‘We’re sick and tired’: We spoke to picketers taking part in the UCU strike action at Lancs Uni
Education not exploitation
The UCU lecturer strikes began this week. Whilst we've all seen them as we come onto campus on the bus, The Lancaster Tab spoke to picketers taking part in the UCU strike action at Lancaster University to answer the questions that many students have been asking.
“Education not exploitation” reads the signs at the entrance to the university this morning, as they have since the beginning of the week, as strike action continues across 60 UK universities.
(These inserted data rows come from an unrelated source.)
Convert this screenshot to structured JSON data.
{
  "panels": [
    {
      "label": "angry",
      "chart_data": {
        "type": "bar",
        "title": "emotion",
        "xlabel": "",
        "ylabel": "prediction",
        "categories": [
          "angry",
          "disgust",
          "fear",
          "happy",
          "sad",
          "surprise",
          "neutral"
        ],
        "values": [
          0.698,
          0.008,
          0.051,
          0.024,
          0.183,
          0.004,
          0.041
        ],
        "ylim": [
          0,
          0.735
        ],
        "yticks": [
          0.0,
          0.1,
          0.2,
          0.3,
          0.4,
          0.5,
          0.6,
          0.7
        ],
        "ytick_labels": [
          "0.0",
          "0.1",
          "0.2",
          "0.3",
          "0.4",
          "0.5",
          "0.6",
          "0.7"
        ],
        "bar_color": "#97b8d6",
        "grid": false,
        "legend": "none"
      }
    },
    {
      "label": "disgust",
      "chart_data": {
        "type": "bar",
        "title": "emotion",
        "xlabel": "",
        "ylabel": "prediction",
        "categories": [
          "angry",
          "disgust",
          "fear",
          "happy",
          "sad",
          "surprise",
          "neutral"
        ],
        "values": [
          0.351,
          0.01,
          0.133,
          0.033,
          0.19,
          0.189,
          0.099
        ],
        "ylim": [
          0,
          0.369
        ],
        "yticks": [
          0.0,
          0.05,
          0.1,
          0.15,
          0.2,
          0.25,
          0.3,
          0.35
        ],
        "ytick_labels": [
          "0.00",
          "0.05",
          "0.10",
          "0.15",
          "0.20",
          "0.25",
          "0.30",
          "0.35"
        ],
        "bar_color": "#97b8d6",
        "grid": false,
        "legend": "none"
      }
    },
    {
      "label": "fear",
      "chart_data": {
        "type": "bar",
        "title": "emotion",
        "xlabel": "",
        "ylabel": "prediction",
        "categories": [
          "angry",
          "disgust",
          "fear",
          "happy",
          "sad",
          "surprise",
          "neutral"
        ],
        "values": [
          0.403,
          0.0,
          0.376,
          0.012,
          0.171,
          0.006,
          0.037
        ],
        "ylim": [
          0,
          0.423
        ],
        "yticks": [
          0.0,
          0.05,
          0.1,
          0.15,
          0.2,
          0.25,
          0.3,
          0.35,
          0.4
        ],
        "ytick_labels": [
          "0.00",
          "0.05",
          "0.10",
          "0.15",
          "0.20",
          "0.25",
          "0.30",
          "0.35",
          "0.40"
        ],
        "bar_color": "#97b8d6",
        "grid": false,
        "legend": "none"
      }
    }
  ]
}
Yet, the atmosphere and obvious passion of those on the front lines of picketing remains strong despite the freezing temperatures of the early morning.
“We arrive when it’s dark and leave when it’s dark, so you have to remain hopeful that the outcome will be a good one”, states one protesting faculty member on their fifth continuous day of picketing.
Although the strikes are thought to run the full eight-day course, comparing with last year’s 14-day strikes, protesters remain optimistic that the strikes are making a significant impact as negotiations with the UCEA continue, expecting a written statement by early next week.
However, despite the optimism of UCU members, they are still encouraging further strike involvement by both the student body and other faculty members.
One staff member on strike was arguing for students to “come to the picket lines and speak to us, boycott lectures, write to the Vice Chancellor.
“We don’t want to hurt students, but it’s the only power we have against these unfair conditions.” Although students cannot technically become actual picketers, they can still attend and support strike actions taking place across the university.
The invitation to speak to picketers regarding their issues has also been reportedly extended to members of the senior management team; the invitation is yet to be accepted by certain members of university management.
“Sick and tired” were the words used by many, as they described the working conditions they face in their day to day lives: telling The Lancaster Tab that people are upset and angry as the university was described as seeing “how much more they could get out of people.”
Many described the lack of progression for lecturers and staff as they described feeling like “casual labourers” in the face of overwhelming amounts of preparation, marking and workloads, reportedly only being paid for 10 minutes of marking time per essay. Similarly, the continuation of zero-hours contracts for staff members leading core programmes is said to lead to a “rationing” of time, preventing staff from fully supporting or engaging with their students.
So, whether you agree with these strikes or not, one thing has been made perfectly clear: these protesters have no intention of backing down and no intention of going anywhere, so get used to it.